" Bertepuk sebelah tangan itu tak cuma berarti; cintamu tak terbalas. Bisa jadi kisah cintamu seperti sepasang sepatu, yang selalu bersama, bersisian, tapi tidak mungkin disatukan. Cinta kalian nggak akan nyaman lagi dibuat jalan bila dipaksa untuk disatukan. Kecuali cinta kalian serupa kancing baju dengan lubang kancingnya, akan selalu ada alasan untuk di satukan. Saling mengisi satu sama lain. Cinta yang sempurna."
***
So far, semuanya berjalan menyenangkan bagi Dhani dan Arjuna. Dinner dengan menu bebek goreng betutu bumbu pedas khas Bali, sukses membuat mereka berdua berdesis-desis kayak ular. Mendesah-desah kepedasan, lalu shopping di sebuah toko galeri, sovenir dan oleh-oleh tak jauh dari restauran. Mencoba berbagai jenis pakaian dan membiarkan cowok itu tertawa-tawa saat Arjuna bergaya konyol-konyol untuknya.

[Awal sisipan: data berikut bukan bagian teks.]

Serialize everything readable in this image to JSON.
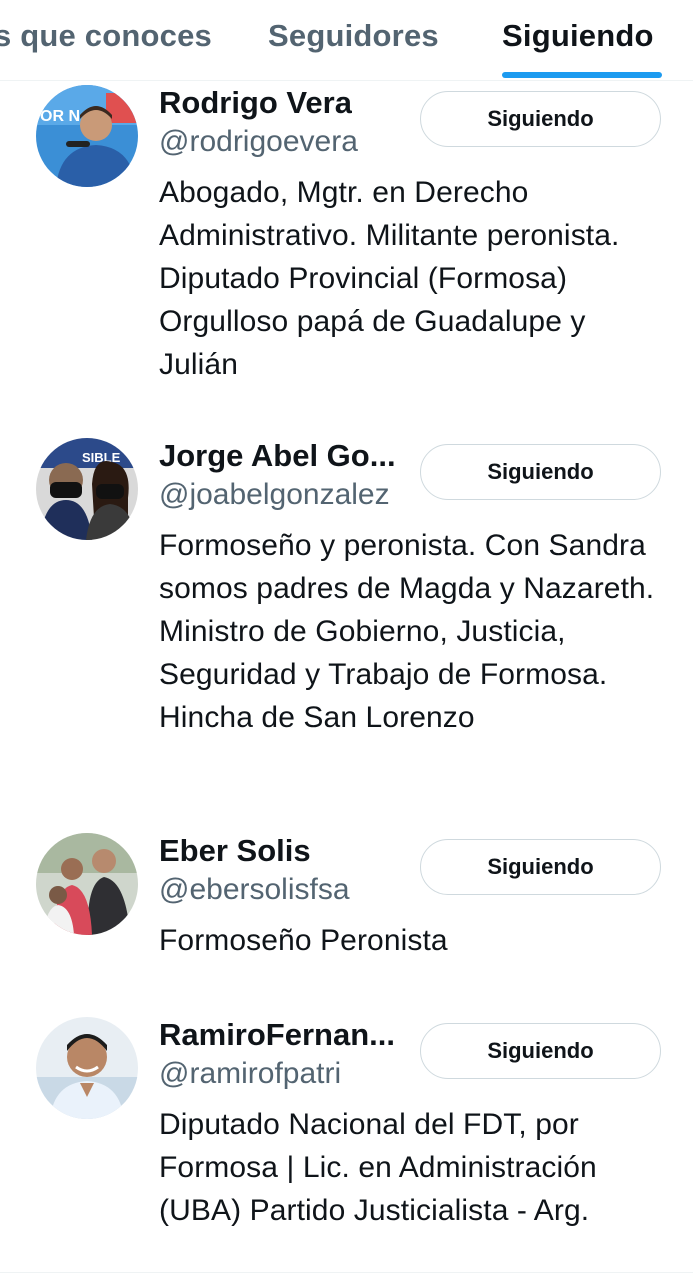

''Gue ngerasa kelakuan lo tadi pagi konyol banget.''
''Gue ...minta maaf soal itu.'' Mereka sekarang sedang berjalan beriringan sepanjang trotoar jalan. Terlihat Dhani menenteng barang belanjaan Arjuna.

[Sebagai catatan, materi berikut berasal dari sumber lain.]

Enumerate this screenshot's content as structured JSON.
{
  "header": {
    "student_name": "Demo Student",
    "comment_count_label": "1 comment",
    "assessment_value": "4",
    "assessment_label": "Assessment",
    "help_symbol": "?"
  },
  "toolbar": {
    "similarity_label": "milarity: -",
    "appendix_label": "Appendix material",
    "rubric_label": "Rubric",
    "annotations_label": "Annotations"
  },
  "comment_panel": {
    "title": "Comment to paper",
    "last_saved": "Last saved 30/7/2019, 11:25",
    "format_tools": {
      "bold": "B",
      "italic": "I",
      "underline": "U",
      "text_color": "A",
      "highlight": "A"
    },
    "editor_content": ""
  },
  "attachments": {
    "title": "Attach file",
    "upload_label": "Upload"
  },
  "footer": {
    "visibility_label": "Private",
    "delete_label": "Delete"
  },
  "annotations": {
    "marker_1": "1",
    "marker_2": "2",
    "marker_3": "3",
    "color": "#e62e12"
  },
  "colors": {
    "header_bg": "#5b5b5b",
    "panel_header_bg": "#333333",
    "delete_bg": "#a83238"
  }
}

''Kamu ke Bali dalam rangka kerja atau liburan, Dhan?'' Dhani sedikit tersentak dengan pertanyaan cewek di sebelahnya.
Sejenak cowok itu diam. Alisnya berkerut mencoba mencari alasan yang tepat. Dhani ga' merasa nyaman kalau dia harus curhat galau dengan cewek yang juga baru dia kenal.
''Kok lama jawabnya,'' Arjuna menyenggol pelan lengan Dhani. Cowok itu garuk-garuk kepalanya yangg tidak gatal dengan satu tangannya. Dhani menarik nafas berat.

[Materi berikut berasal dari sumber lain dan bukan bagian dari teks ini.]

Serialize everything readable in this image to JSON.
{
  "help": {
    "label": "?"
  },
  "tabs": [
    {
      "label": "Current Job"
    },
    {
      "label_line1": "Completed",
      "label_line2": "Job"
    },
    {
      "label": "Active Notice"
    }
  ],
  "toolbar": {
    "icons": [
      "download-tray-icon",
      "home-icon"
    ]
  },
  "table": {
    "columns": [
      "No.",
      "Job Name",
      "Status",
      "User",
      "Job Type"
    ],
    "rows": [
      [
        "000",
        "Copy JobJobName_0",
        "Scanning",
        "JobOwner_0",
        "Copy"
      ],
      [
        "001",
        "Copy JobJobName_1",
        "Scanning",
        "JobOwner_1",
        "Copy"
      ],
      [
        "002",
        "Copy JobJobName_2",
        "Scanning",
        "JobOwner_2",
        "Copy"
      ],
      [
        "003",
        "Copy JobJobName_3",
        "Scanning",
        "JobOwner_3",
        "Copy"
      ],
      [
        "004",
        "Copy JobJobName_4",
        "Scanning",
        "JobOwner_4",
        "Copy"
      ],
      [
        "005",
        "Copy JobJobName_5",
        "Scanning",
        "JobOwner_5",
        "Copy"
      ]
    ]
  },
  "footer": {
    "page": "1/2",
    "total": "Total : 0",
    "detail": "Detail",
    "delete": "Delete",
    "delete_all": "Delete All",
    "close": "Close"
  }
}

''Aku baru putus dengan tunanganku.'' Suara Dhani melemah namun masih terdengar jelas di telinga Arjuna.
''What??????. Sorry ya, Dhan.'' Diam sejenak . "Tapi percaya deh, pasti akan ada perempuan cantik yang datang sebagai pengganti, kamu lelaki tampan dan baik.'' Hibur cewek itu.
Dhani diam saja. Di dalam kepalanya sendiri sudah terlalu sesak dengan kekecewaan.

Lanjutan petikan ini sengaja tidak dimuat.